A su renuncia le agregó una carta personal al primer ministro. Me la dio para leer. En respetuoso tono le explicaba que no quería ser un obstáculo para su jefatura. Opinaba que todos los que habían tenido la franqueza de denunciar el problema comunista debían irse también. Si se quiere que la Revolución triunfe, diga el primer ministro adonde vamos, que se oigan menos chismes e intrigas y que no se tache de conjurado al que con honradez plantea estas cosas.

Aunque tú silencies mi nombre cuando hablas de los que han luchado y luchan junto a ti, lo cierto es que he hecho por Cuba todo lo que he podido. Estuve al frente de una de las columnas del Ejército Rebelde que más combates libró.
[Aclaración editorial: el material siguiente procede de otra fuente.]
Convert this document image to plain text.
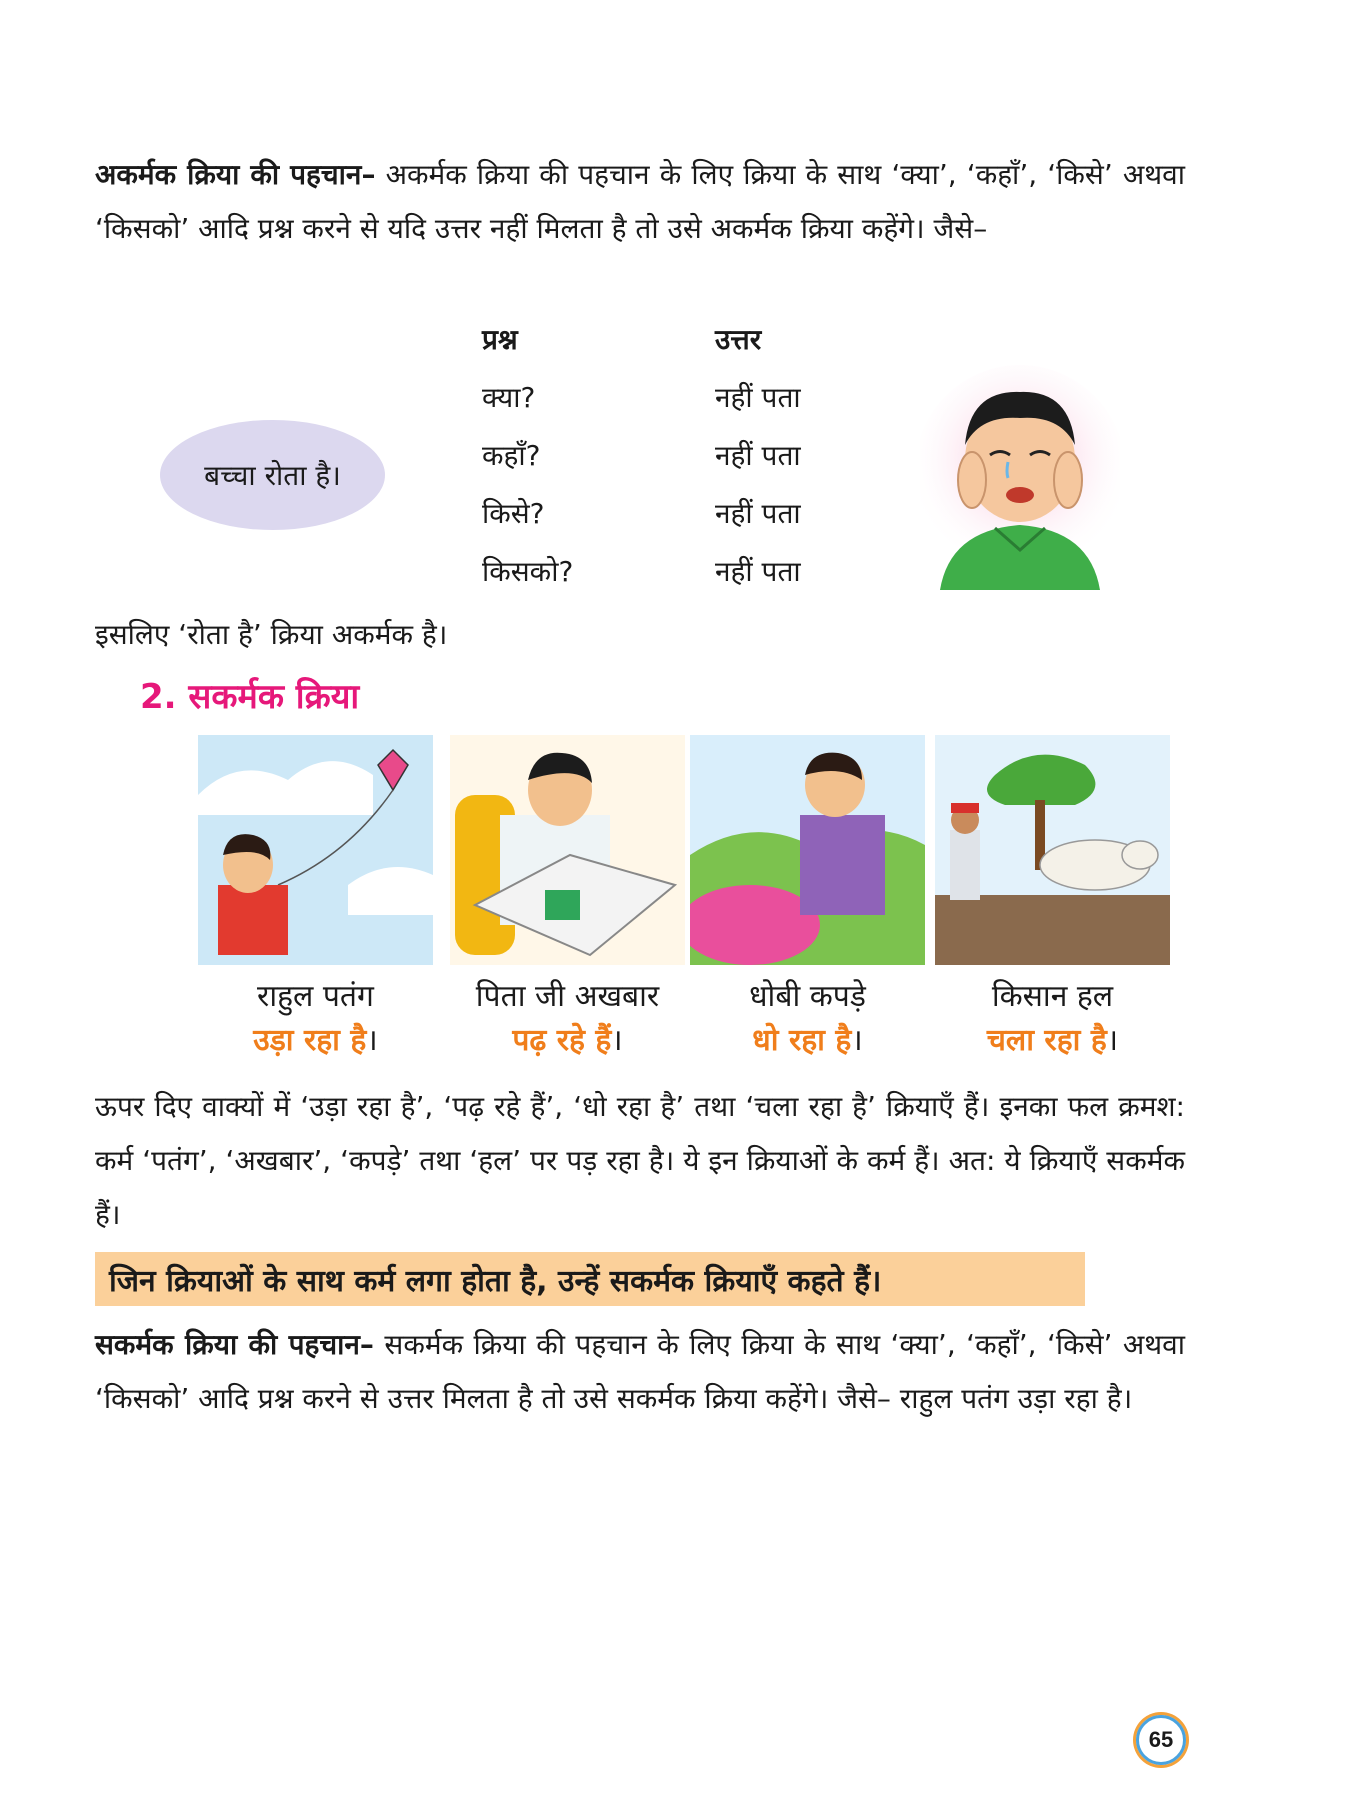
अकर्मक क्रिया की पहचान– अकर्मक क्रिया की पहचान के लिए क्रिया के साथ ‘क्या’, ‘कहाँ’, ‘किसे’ अथवा ‘किसको’ आदि प्रश्न करने से यदि उत्तर नहीं मिलता है तो उसे अकर्मक क्रिया कहेंगे। जैसे–
बच्चा रोता है।
प्रश्न	उत्तर
क्या?	नहीं पता
कहाँ?	नहीं पता
किसे?	नहीं पता
किसको?	नहीं पता
इसलिए ‘रोता है’ क्रिया अकर्मक है।
2. सकर्मक क्रिया
राहुल पतंग
उड़ा रहा है।
पिता जी अखबार
पढ़ रहे हैं।
धोबी कपड़े
धो रहा है।
किसान हल
चला रहा है।
ऊपर दिए वाक्यों में ‘उड़ा रहा है’, ‘पढ़ रहे हैं’, ‘धो रहा है’ तथा ‘चला रहा है’ क्रियाएँ हैं। इनका फल क्रमश: कर्म ‘पतंग’, ‘अखबार’, ‘कपड़े’ तथा ‘हल’ पर पड़ रहा है। ये इन क्रियाओं के कर्म हैं। अत: ये क्रियाएँ सकर्मक हैं।
जिन क्रियाओं के साथ कर्म लगा होता है, उन्हें सकर्मक क्रियाएँ कहते हैं।
सकर्मक क्रिया की पहचान– सकर्मक क्रिया की पहचान के लिए क्रिया के साथ ‘क्या’, ‘कहाँ’, ‘किसे’ अथवा ‘किसको’ आदि प्रश्न करने से उत्तर मिलता है तो उसे सकर्मक क्रिया कहेंगे। जैसे– राहुल पतंग उड़ा रहा है।
65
He organizado la provincia de Camagüey como me mandaste y estoy satisfecho del resultado. Si después de todo esto me tienes por un ambicioso y se insinúa que estoy conspirando, hay razones para irse o lamentarse por no haber sido uno de los compañeros que cayeron en combate. Quiero que accedas a esta solicitud cuanto antes y me permitas regresar a mi casa en condición de civil, sin que mis hijos tengan que enterarse después, en la calle, de que su padre es un desertor. Deseándote todo género de éxitos en tus afanes revolucionarios, queda como siempre tu compañero, Húber Matos.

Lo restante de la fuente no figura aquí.